Kekerasan seksual dengan relasi kuasa, selain menempatkan korban dalam posisi yang tidak berdaya karena posisinya yang subordinat, biasanya juga disertai dengan ancaman. Dalam kasus SPI misalnya, korban diancam akses pendidikan dan ekonominya akan diputus jika melapor, dan berbagai intimidasi lain yang membuat korban semakin tidak berdaya.
Dalam kontek ini UU TPKS hadir sebagai alternatif terbaik untuk melindungi korban kekerasan seksual. Dia berperan sebagai Lex Spesialis dari KUHP yang menjadi Lex Generalis. Banyak sekali poin-poin penting dalam UU TPKS yang belum diatur dalam KUHP dan kesemuanya mempunyai perspektif korban.

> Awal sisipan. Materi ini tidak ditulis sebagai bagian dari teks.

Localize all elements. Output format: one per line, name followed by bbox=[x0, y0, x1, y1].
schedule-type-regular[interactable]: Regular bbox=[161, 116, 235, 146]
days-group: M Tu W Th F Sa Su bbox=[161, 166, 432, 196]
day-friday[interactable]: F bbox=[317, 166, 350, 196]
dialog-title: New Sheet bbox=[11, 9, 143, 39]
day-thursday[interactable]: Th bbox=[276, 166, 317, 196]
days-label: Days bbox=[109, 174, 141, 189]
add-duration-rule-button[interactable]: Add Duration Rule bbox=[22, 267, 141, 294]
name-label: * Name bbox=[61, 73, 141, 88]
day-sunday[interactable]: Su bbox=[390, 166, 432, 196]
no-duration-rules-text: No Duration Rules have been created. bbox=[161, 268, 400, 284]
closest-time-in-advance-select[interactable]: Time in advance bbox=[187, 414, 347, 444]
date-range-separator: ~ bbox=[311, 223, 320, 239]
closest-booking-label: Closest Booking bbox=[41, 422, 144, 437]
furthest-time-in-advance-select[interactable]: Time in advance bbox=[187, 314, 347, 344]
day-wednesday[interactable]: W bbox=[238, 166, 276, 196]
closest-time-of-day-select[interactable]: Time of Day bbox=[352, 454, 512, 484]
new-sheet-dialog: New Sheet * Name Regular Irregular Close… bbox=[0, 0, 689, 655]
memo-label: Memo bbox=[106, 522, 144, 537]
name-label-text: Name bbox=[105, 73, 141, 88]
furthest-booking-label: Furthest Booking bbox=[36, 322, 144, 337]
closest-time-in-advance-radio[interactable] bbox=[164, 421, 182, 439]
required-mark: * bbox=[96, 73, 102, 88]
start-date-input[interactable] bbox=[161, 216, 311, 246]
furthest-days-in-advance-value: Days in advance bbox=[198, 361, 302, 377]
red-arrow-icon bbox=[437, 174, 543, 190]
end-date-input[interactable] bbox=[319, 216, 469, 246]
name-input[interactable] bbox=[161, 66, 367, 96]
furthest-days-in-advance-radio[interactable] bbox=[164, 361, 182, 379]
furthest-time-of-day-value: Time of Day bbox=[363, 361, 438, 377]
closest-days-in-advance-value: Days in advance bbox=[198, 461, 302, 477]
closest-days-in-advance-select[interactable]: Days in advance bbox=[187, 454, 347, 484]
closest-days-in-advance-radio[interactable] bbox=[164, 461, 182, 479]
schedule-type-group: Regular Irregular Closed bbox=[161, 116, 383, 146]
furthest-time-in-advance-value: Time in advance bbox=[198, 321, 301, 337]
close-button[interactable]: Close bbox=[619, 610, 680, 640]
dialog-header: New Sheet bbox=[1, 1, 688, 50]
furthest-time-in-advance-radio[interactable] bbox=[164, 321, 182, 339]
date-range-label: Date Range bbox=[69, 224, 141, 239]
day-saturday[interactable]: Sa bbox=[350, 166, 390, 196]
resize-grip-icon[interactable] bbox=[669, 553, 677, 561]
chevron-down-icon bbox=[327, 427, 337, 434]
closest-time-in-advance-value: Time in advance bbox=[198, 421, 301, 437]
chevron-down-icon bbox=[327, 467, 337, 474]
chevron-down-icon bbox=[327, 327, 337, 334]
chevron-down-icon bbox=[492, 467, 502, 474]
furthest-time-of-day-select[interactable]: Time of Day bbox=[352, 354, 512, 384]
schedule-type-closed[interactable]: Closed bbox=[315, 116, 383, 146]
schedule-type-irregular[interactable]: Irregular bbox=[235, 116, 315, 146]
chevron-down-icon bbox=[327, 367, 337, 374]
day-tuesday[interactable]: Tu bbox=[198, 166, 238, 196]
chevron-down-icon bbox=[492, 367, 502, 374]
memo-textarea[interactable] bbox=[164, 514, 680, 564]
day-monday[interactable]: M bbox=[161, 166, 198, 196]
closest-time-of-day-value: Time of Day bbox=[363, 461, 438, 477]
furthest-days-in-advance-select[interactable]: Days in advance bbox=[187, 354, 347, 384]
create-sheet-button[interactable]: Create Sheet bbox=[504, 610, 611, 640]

Salah satu tujuannya adalah untuk menembus penegakan hukum yang dulunya sangat sulit bagi korban, menjadi dipermudah. Terutama kasus yang melibatkan relasi kuasa di Lembaga Pendidikan. Undang-Undangnya sebenarnya sudah bagus, Namun yang menjadi tugas kita selanjutnya adalah bagaimana semua ketentuan dalam UU TPKS ini dapat terimplementasikan dalam berbagai lini kehidupan termasuk dalam dunia Pendidikan.
Sebagai tempat dan rumah kedua bagi anak untuk bertumbuh dan berkembang, sekolah harus menjadi aktor utama dalam pemberantasan kekerasan seksual. Perlu adanya sosialisasi lebih lanjut agar para aktor di dunia Pendidikan seperti guru, pengajar, dan pimpinan sekolah lebih peka dan lebih mempunyai perspektif korban
Ke depannya mungkin diperlukan kebijakan khusus yang disusun sendiri oleh sekolah sebagai upaya penanganan Tindak pidana kekerasan seksual yang terjadi di lingkungan sekolah. Hal ini penting untuk diperhatikan oleh semua pemangku kepentingan di Lembaga Pendidikan tersebut, selain agar kebijakan itu sesuai dengan kondisi lingkungan di sekitar sekolah, juga agar lebih mendorong penyusun untuk bertanggungjawab dalam melaksanakannya.
Selain itu, Kebijakan anti kekerasan seksual tersebut juga dapat menyadarkan adanya relasi kuasa antara guru dan murid yang rentan disalahgunakan. Harapannya, dengan memahami dinamika relasi kuasa dan gender tersebut, guru maupun peserta didik dapat memahami dan memiliki kesadaran sosial yang lebih baik dan yang lebih berkeadilan sehingga kekerasan seksual di sekolah dapat dihapuskan.